The line produced a collective 101.8 combined ratio in 2020. While that is unprofitable, it is the lowest combined ratio the sector has produced in about 10 years.

Underwriting improvement in the near future is threatened, however, by more distracted riving, social inflation, and rising automobile crash rates as states legalize the recreational use and retail sales of marijuana, AM Best said. Another near-term threat: rising crash severity, due to more expensive vehicle repair costs stemming from the growing use of electronics and other technologies. Drivers traveling at higher speeds due to less traffic in 2020 have also threatened improving trends, according to the report.

“Despite several years of consecutive rate increases, the substantial drop in driving due to the COVI19 pandemic finally moved the needle substantially in 2020,” the report pointed out. “Whether property/casualty insurers will successfully address the fundamental issues plaguing commercial auto so that favorable underwriting results are finally achieved once the effects of the pandemic are fully behind us remains to be seen.”
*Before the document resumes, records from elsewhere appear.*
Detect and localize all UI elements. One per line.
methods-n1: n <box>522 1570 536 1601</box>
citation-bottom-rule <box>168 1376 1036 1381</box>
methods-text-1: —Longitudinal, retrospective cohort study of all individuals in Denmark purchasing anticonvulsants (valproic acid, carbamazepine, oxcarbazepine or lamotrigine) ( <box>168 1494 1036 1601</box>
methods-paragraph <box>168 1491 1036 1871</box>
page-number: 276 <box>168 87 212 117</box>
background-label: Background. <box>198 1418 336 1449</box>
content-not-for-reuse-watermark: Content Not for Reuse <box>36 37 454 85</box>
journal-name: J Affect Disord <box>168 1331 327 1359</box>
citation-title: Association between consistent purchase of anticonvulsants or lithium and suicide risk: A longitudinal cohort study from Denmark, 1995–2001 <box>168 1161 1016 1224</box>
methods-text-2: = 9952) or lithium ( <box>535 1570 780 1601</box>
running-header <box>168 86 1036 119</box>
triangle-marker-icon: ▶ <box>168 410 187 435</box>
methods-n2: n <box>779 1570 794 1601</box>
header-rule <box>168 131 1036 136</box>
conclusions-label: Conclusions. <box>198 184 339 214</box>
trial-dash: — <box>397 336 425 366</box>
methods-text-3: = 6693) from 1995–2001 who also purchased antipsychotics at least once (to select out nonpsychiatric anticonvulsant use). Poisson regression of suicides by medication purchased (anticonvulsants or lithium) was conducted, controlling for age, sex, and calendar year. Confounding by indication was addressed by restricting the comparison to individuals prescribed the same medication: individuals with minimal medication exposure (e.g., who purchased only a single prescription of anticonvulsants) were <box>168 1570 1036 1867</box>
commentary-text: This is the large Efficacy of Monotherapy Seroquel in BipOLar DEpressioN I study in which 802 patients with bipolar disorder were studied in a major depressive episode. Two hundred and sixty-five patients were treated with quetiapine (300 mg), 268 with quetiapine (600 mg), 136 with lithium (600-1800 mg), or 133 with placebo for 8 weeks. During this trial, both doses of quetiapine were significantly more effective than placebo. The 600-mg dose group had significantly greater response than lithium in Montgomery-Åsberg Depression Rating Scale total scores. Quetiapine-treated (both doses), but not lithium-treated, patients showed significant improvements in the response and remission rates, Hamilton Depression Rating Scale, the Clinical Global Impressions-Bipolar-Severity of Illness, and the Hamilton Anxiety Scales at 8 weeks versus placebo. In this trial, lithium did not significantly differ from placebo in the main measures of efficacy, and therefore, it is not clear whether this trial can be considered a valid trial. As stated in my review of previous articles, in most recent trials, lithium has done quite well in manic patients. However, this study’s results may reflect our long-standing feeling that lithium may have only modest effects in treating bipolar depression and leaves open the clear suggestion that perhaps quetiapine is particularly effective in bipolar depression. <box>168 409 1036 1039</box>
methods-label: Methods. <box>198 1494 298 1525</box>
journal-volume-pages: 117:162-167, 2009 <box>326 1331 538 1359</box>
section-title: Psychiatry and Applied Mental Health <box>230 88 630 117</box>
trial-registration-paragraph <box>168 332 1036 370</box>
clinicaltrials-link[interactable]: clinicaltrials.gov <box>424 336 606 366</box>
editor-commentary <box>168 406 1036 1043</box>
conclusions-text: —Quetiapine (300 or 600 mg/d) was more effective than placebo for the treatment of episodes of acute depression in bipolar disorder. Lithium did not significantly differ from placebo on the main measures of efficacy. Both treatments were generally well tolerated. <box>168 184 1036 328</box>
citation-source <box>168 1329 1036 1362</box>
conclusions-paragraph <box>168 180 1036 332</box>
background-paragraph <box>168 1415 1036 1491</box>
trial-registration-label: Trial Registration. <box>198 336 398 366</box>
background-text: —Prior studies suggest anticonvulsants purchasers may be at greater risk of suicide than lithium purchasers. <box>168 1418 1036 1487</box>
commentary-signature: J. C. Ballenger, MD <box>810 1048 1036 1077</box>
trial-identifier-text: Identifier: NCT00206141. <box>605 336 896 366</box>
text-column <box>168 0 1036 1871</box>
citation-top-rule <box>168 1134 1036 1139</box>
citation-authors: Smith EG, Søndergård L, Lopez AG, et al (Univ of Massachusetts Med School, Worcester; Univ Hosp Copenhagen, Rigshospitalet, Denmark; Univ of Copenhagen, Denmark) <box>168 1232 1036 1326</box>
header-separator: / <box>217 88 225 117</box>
The sector has certainly made attempts to improve its bottom line. There have been years of rate hikes and other corrective underwriting actions. But as AM Best points out, the combined ratio hasn’t been below 100 since 2010.

COVID-19 ended up helping and hurting U.S. commercial auto as it reached the cusp of profitability. AM Best points out that the line’s combined ratio hovered between 108 and 111 from 2015 through 2019. With COVID-19 shutdowns, business closures and shelter-in-place rules, there were fewer miles traveled, and fewer accidents, but claim severity ticked higher because of excessive speed on sparsely occupied roads. Improved results were also countered partially by the reality of higher costs for repairs, with vehicle part shortages due to supply chain challenges.

Only two of the top 10 U.S. commercial auto insurers have net combined ratios under 100: top ranked Progressive at 84.9, and 8th ranked Chubb, at 99.8.

The full report is AM Best’s latest Market Segment Report: “Near-Term Profitability Still Elusive for US Commercial Auto Writers.”